Computer-Aided Detection of Potato Leaf Diseases Using Machine and Deep Learning Models
摘要
Potatoes are one of the most cultivated crops and are a source of nutrients. They are a global priority as staple foods. For successful potato production, a strong food security system can be developed. Tuber crops are excellent sources of vitamins and minerals. For data processing, two categories of potato leaf disease, early blight and late blight, were considered along with healthy leaves. It is best to identify the disease in the early stage, as this is the best way to ensure successful cultivation of the crop. The total number of images used was 2582. comprised 515 healthy images, 1000 early blight images, and 1067 late blight images. The images were collected from two sources of datasets: one from the Plant Village and one from Mendeley.

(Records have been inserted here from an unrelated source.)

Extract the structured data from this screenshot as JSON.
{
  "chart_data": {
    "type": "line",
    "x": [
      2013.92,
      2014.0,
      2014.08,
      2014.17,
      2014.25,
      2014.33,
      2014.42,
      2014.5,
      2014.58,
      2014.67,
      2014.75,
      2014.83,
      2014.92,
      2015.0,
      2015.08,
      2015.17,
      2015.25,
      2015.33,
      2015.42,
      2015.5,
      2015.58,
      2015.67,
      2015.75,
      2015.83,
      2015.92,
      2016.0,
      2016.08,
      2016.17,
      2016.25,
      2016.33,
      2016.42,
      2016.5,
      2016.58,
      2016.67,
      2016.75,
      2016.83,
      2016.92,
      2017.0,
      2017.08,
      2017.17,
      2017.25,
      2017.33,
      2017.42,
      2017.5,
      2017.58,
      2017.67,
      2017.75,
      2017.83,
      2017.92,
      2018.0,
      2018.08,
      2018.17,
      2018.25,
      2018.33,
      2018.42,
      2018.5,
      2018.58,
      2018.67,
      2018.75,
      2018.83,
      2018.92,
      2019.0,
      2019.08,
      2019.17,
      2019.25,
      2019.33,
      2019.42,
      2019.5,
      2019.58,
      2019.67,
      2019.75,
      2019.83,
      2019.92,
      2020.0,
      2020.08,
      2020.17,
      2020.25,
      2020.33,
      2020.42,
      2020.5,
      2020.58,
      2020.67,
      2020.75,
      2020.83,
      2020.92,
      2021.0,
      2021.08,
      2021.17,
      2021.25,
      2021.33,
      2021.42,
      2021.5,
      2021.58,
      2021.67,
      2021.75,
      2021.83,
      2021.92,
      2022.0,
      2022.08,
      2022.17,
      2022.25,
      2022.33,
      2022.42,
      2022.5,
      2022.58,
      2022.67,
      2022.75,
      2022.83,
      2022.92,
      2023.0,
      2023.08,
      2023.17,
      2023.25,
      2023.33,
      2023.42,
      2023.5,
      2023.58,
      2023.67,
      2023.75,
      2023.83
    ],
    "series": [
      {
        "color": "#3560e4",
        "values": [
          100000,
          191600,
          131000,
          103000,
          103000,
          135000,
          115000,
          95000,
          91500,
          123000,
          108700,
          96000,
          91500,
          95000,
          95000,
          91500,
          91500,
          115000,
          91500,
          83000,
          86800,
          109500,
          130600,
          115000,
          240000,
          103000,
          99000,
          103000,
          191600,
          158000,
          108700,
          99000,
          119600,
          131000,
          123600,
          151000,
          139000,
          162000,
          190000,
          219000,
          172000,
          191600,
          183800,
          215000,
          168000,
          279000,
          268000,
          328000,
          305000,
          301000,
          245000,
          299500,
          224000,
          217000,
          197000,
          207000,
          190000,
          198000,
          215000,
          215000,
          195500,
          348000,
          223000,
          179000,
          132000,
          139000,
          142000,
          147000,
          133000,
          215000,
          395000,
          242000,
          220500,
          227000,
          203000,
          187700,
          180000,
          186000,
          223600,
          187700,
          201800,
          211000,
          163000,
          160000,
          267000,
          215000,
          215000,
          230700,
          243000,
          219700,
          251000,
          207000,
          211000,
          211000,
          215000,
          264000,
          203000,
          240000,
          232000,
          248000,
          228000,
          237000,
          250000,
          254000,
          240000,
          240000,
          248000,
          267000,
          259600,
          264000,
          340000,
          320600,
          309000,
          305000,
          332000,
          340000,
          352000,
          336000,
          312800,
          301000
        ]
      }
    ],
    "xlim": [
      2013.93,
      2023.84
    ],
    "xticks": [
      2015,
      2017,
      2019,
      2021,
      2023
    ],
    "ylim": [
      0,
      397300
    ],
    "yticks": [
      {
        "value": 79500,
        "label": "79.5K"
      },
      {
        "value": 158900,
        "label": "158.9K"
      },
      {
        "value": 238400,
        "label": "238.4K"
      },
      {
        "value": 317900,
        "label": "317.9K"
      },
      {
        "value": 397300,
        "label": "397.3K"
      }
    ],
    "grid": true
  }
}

In this study, we propose a methodology that utilizes several machines learning models, including the K-Nearest Neighbor (KNN), Decision Tree, Naıve Bayes, Random Forest, SVM Linear, and SVM (RBF), along with feature selection. The RESNET 101 model was used for feature selection to improve the predictive performance of the model. The proposed model is shown to be highly accurate. This conclusion is demonstrated by the fact that along with feature selection, the proposed model of RESNET 101 with SVM Linear achieved an accuracy of 99.22 and an AUC accuracy of 99.97. These results also show how critical optimized ML models are for agricultural disease management strategies that are proactive. Crop protection and sustainable farming methods are part of the team’s and promote sustainable agriculture.